OCCULTIVATION

OCCULTIVATION
Emil McAvoy
Snake Pit
Auckland
5 – 21 April 2012

Excerpt from Medium Cool: Emil McAvoy’s Conceptual Constellation, essay by Matthew Plummer

“To all appearances, the artist acts like a mediumistic being who, from the labyrinth beyond time and space, seeks his way out to a clearing.” – Marcel Duchamp1 

“Conceptual artists are mystics rather than rationalists. They leap to conclusions that logic cannot reach.”
– Sol Lewitt2 

At 4.20 pm on April 5, 2012, Emil McAvoy – aided by a group of unnamed co-conspirators – passively smoked marijuana in the basement of Auckland’s Snake Pit gallery. The time and place of this act were by no means arbitrary. The date coincided with the debut of McAvoy’s exhibition, OCCULTIVATION, about to open upstairs; the precise time is one that has long- standing significance in cannabis subculture. The site, once a network of nite clubs [one iteration was called The Box], had likely been host to many covert sessions in the past, and its basement no doubt appealed to McAvoy as an appropriate location for an “underground” activity subsequently titled Hot Box

Like much work of a performative or conceptual nature, Hot Box left no material trace – perhaps a good thing, given its illegality. Far from being a thoughtless flouting of the law, however, it was very much a calculated gesture. As Robert Barry’s Inert Gas (1969) had done over forty years prior, McAvoy’s performance (a “fumescape”, as one commentator dubbed it) dematerialised the art object.3 It raised questions about how this act related to both the soon-to-open exhibition and the artist’s wider body of work; about how a clandestine action might have an archival afterlife; about how underground traditions are formulated and transmitted, and how they might be linked to a history of conceptual practice which since the 1960s has flirted with, and at times been fuelled by, counter-cultural rebellion. Evoking a multiplicity of possible interpretations, Hot Box functions emblematically for McAvoy’s wider body of work. Transgressive and transitory, it illustrates how a simple conceptual gesture is able to bring into play a wide range of ideas and issues – a modus operandi of McAvoy’s practice if ever there was one…

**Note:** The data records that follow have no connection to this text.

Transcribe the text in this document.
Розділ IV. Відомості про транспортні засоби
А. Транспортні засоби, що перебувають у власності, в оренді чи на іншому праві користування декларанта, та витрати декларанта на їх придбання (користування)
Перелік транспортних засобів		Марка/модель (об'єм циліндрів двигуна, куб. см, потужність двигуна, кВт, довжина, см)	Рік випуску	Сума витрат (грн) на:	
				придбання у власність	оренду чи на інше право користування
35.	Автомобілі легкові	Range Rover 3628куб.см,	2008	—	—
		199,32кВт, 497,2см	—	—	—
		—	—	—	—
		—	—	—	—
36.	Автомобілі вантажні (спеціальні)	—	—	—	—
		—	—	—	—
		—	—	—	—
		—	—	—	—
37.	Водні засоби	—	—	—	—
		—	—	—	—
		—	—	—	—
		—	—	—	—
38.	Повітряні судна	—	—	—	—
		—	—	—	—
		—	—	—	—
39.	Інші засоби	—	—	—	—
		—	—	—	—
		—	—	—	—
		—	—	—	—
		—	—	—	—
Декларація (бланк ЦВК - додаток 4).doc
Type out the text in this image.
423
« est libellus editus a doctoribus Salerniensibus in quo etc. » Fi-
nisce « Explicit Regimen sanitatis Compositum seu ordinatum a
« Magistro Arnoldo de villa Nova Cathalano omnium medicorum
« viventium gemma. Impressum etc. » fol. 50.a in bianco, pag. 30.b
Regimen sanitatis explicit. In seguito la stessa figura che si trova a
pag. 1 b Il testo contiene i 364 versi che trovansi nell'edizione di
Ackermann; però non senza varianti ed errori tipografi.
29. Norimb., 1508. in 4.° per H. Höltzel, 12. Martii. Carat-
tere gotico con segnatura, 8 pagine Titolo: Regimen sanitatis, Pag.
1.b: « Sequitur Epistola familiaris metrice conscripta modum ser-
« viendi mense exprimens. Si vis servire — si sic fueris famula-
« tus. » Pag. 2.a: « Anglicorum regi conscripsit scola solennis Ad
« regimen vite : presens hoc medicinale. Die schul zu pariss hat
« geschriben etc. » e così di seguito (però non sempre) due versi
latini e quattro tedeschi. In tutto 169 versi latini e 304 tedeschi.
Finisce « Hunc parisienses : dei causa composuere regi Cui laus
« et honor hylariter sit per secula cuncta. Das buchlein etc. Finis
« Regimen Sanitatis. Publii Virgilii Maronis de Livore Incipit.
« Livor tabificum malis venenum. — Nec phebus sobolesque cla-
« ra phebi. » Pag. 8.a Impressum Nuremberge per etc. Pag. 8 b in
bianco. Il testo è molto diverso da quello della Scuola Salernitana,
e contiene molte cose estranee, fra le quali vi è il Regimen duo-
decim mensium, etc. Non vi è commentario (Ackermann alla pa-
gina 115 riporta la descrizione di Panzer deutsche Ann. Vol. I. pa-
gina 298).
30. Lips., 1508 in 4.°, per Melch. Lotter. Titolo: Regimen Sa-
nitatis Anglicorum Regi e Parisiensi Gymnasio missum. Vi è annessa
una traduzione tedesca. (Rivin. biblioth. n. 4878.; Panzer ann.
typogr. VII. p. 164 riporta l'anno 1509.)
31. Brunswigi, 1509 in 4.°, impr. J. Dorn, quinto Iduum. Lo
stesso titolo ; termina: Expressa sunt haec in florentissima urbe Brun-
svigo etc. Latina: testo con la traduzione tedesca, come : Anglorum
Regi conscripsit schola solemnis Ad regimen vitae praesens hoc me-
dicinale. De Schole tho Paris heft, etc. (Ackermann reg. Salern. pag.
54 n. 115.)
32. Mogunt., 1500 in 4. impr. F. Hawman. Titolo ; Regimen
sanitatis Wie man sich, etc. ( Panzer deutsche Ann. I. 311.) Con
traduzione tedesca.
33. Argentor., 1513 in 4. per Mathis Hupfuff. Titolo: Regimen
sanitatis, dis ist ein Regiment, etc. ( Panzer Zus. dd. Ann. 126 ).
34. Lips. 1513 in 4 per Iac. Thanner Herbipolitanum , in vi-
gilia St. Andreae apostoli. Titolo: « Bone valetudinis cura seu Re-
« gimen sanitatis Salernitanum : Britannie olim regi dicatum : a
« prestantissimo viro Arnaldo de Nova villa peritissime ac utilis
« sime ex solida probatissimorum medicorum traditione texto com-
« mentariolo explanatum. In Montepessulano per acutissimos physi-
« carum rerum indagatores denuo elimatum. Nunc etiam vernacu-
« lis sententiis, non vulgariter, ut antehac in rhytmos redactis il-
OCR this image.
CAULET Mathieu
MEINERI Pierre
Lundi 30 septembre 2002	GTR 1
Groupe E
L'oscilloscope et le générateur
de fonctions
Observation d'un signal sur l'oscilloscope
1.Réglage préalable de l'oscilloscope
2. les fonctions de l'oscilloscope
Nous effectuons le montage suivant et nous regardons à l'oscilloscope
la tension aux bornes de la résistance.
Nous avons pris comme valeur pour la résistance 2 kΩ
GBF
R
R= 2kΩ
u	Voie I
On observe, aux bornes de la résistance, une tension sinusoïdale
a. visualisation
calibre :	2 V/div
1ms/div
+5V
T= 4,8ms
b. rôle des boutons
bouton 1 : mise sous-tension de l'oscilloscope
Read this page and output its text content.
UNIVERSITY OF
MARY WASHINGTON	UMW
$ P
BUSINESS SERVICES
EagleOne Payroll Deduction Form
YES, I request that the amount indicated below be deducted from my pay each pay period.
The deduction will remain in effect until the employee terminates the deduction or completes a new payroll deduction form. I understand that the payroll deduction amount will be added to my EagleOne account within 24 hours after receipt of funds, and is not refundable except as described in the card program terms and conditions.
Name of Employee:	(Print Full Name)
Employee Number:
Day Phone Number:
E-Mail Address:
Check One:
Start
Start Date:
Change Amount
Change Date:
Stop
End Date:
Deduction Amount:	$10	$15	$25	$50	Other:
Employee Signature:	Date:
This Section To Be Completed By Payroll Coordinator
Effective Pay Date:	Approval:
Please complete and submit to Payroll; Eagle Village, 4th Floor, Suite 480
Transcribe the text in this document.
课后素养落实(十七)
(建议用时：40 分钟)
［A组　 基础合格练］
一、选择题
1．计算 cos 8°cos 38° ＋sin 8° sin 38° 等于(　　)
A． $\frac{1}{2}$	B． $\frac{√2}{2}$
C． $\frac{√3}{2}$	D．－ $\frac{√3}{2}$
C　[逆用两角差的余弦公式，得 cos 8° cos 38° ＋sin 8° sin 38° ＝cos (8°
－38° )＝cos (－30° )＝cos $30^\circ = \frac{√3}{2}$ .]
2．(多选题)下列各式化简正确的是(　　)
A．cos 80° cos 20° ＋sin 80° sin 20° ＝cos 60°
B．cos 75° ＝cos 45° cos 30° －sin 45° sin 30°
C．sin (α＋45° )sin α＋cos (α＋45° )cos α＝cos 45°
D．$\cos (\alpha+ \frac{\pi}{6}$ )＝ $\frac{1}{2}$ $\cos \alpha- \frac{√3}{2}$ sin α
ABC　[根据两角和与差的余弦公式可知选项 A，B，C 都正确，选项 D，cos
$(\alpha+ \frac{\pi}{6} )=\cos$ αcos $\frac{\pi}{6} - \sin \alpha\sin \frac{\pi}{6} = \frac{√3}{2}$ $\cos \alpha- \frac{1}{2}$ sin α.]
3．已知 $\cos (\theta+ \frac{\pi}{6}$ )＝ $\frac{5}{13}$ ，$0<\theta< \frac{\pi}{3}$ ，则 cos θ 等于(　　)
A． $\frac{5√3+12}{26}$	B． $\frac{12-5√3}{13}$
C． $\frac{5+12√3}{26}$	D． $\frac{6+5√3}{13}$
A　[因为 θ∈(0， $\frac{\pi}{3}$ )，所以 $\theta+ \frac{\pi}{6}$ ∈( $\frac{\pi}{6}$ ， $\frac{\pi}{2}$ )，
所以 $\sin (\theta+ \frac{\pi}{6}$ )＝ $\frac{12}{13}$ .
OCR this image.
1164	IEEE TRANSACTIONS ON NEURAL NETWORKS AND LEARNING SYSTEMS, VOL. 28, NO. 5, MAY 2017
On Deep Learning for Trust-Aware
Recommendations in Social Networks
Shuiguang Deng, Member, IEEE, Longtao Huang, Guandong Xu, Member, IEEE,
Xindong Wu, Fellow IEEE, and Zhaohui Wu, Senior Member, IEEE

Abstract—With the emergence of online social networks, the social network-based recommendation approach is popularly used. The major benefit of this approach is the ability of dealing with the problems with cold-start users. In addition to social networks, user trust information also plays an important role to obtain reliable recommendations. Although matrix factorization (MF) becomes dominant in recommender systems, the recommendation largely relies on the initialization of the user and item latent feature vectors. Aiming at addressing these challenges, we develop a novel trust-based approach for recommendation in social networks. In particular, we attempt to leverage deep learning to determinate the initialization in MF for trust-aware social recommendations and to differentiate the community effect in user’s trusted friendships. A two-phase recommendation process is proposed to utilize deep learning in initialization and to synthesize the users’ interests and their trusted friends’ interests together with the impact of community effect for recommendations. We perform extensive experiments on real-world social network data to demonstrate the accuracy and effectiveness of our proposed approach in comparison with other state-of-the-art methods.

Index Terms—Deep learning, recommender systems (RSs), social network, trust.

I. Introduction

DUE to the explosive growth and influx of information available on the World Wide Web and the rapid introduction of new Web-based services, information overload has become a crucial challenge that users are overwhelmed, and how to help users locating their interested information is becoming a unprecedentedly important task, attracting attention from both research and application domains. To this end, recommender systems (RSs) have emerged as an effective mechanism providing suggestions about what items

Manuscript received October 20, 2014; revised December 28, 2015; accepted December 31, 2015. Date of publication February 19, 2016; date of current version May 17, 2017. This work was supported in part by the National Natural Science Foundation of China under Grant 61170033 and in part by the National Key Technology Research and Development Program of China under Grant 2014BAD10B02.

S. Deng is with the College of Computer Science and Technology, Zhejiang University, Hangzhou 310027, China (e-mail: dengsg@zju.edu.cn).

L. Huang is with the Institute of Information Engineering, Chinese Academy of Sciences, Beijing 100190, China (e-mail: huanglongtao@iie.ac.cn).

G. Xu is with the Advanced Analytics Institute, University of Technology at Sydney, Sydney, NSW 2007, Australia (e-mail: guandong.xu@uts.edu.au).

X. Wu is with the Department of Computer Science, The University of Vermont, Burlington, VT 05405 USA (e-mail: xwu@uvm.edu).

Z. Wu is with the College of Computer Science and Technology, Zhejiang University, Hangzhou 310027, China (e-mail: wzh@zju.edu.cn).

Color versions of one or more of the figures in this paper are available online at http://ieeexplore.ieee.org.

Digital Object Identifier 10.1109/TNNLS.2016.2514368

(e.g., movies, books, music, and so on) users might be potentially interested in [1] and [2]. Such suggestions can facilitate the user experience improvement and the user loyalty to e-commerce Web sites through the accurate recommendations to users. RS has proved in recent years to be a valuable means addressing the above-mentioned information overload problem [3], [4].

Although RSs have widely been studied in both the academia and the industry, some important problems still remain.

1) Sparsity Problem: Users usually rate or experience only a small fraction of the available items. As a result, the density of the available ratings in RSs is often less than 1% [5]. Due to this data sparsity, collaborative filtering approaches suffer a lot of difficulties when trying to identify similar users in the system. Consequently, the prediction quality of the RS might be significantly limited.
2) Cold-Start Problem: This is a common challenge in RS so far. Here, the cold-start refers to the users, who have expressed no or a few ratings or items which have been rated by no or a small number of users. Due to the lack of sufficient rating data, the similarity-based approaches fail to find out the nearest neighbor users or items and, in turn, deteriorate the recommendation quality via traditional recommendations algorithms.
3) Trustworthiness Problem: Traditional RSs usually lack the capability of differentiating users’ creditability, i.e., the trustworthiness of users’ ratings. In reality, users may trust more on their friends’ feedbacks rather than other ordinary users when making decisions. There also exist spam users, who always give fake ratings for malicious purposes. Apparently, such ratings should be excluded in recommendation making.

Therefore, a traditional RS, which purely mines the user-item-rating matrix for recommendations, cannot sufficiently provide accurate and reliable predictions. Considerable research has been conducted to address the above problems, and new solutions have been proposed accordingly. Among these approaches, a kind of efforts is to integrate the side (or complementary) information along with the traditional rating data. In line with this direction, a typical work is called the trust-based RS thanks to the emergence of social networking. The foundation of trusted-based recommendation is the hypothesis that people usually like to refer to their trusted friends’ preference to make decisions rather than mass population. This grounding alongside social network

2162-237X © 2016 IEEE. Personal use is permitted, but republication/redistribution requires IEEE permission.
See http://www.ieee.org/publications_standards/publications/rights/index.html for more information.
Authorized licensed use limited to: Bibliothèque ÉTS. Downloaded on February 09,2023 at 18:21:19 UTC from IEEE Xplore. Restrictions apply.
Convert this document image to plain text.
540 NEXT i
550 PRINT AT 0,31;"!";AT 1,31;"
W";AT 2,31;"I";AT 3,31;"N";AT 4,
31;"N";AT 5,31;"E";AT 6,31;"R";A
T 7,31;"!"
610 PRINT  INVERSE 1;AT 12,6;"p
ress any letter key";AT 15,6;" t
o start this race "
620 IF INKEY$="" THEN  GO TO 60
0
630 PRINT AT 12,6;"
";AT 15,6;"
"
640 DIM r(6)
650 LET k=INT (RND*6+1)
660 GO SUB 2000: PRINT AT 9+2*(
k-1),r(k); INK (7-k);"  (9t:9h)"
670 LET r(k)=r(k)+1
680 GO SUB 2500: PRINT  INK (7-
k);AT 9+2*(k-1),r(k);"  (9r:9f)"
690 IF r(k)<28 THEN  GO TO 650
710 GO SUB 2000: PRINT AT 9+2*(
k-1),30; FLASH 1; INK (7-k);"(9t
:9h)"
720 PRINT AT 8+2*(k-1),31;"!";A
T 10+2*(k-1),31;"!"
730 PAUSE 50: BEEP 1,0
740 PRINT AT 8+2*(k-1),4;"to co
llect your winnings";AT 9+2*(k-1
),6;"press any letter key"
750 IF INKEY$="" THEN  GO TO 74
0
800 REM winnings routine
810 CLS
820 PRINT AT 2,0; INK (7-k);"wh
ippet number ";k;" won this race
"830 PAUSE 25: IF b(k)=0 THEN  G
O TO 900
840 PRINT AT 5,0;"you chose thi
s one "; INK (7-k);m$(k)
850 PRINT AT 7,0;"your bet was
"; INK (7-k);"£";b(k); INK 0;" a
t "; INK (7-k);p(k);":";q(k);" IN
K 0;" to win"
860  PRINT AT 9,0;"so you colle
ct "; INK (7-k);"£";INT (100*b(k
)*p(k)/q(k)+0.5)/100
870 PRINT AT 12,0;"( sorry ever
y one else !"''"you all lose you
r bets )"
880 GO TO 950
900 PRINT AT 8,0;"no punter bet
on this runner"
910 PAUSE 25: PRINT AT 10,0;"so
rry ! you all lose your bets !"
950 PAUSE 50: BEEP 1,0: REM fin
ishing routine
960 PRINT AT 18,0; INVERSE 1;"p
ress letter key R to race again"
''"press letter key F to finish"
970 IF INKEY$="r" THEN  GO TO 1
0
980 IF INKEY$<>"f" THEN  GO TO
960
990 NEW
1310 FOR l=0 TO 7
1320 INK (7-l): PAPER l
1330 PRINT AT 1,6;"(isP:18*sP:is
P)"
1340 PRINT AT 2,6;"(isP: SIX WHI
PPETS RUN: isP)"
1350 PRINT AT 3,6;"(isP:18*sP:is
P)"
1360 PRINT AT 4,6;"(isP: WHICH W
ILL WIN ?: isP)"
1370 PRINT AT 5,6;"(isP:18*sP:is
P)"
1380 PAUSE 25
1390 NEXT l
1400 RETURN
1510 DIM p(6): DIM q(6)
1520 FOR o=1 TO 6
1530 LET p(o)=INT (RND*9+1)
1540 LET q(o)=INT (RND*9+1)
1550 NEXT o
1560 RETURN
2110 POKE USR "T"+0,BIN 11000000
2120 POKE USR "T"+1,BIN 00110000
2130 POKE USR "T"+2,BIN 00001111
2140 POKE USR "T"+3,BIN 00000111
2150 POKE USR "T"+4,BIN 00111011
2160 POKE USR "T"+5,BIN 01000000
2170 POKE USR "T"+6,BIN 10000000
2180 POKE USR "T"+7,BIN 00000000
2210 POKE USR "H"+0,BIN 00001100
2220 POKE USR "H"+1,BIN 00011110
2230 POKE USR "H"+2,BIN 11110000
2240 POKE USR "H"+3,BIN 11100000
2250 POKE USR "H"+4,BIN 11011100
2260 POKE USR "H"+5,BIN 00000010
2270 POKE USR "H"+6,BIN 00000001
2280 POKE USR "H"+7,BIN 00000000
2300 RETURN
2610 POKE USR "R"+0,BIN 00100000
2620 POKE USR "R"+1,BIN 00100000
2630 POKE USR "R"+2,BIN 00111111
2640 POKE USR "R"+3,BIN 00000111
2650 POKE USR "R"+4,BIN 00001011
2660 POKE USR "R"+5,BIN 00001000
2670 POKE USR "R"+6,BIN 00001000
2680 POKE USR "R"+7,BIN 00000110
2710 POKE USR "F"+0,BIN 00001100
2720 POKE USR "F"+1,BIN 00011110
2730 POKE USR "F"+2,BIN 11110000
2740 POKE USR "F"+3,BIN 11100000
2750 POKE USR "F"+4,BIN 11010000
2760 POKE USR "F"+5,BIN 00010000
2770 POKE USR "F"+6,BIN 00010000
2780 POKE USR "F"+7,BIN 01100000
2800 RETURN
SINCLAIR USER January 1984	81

  1. Marcel Duchamp, ‘The Creative Act’, in The Writings of Marcel Duchamp, Michel Sanouillet and Elmer Peterson (eds), Da Capo Press: New York, 1973,138.
  2. Sol Lewitt, ‘Sentences on Conceptual Art’, first published in 0-9 (New York), and Art-Language (England), May 1969.
  3. Auckland Art Gallery Senior Curator Ron Brownson came up with this rather poetic description of Hot Box.